But I also want to be very clear about what this plan will not do: It will not rescue the unscrupulous or irresponsible by throwing good taxpayer money after bad loans. It will not help speculators who took risky bets on a rising market and bought homes not to live in but to sell. It will not help dishonest lenders who acted irresponsibility, distorting the facts and dismissing the fine print at the expense of buyers who didn't know better. And it will not reward folks who bought homes they knew from the beginning they would never be able to afford. In short, this plan will not save every home.

But it will give millions of families resigned to financial ruin a chance to rebuild. It will prevent the worst consequences of this crisis from wreaking even greater havoc on the economy. And by bringing down the foreclosure rate, it will help to shore up housing prices for everyone. According to estimates by the Treasury Department, this plan could stop the slide in home prices due to neighboring foreclosures by up to $6,000 per home.

Here is how my plan works:

First, we will make it possible for an estimated four to five million currently ineligible homeowners who receive their mortgages through Fannie Mae or Freddie Mac to refinance their mortgages at lower rates.

Today, as a result of declining home values, millions of families are "underwater," which means they owe more on their mortgages than their homes are worth. These families are unable to sell their homes, and unable to refinance them. So in the event of a job loss or another emergency, their options are limited.

Right now, Fannie Mae and Freddie Mac - the institutions that guarantee home loans for millions of middle class families - are generally not permitted to guarantee refinancing for mortgages valued at more than 80 percent of the home's worth. So families who are underwater - or close to being underwater - cannot turn to these lending institutions for help.

My plan changes that by removing this restriction on Fannie and Freddie so that they can refinance mortgages they already own or guarantee. This will allow millions of families stuck with loans at a higher rate to refinance.
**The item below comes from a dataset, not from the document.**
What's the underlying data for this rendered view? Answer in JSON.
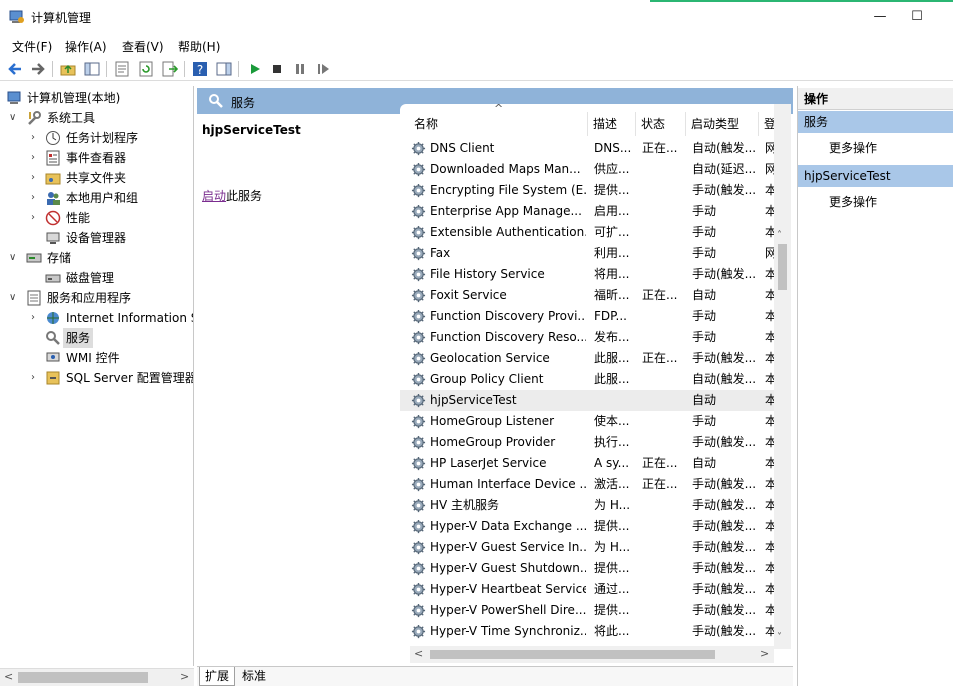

And the estimated cost to taxpayers would be roughly zero; while Fannie and Freddie would receive less money in payments, this would be balanced out by a reduction in defaults and foreclosures.

I also want to point out that millions of other households could benefit from historically low interest rates if they refinance, though many don't know that this opportunity is available to them - an opportunity that could save families hundreds of dollars each month. And the efforts we are taking to stabilize mortgage markets will help these borrowers to secure more affordable terms, too.

Second, we will create new incentives so that lenders work with borrowers to modify the terms of sub-prime loans at risk of default and foreclosure.

Sub-prime loans - loans with high rates and complex terms that often conceal their costs - make up only 12 percent of all mortgages, but account for roughly half of all foreclosures.

Right now, when families with these mortgages seek to modify a loan to avoid this fate, they often find themselves navigating a maze of rules and regulations but rarely finding answers. Some sub-prime lenders are willing to renegotiate; many aren't. Your ability to restructure your loan depends on where you live, the company that owns or manages your loan, or even the agent who happens to answer the phone on the day you call.

My plan establishes clear guidelines for the entire mortgage industry that will encourage lenders to modify mortgages on primary residences. Any institution that wishes to receive financial assistance from the government, and to modify home mortgages, will have to do so according to these guidelines - which will be in place two weeks from today.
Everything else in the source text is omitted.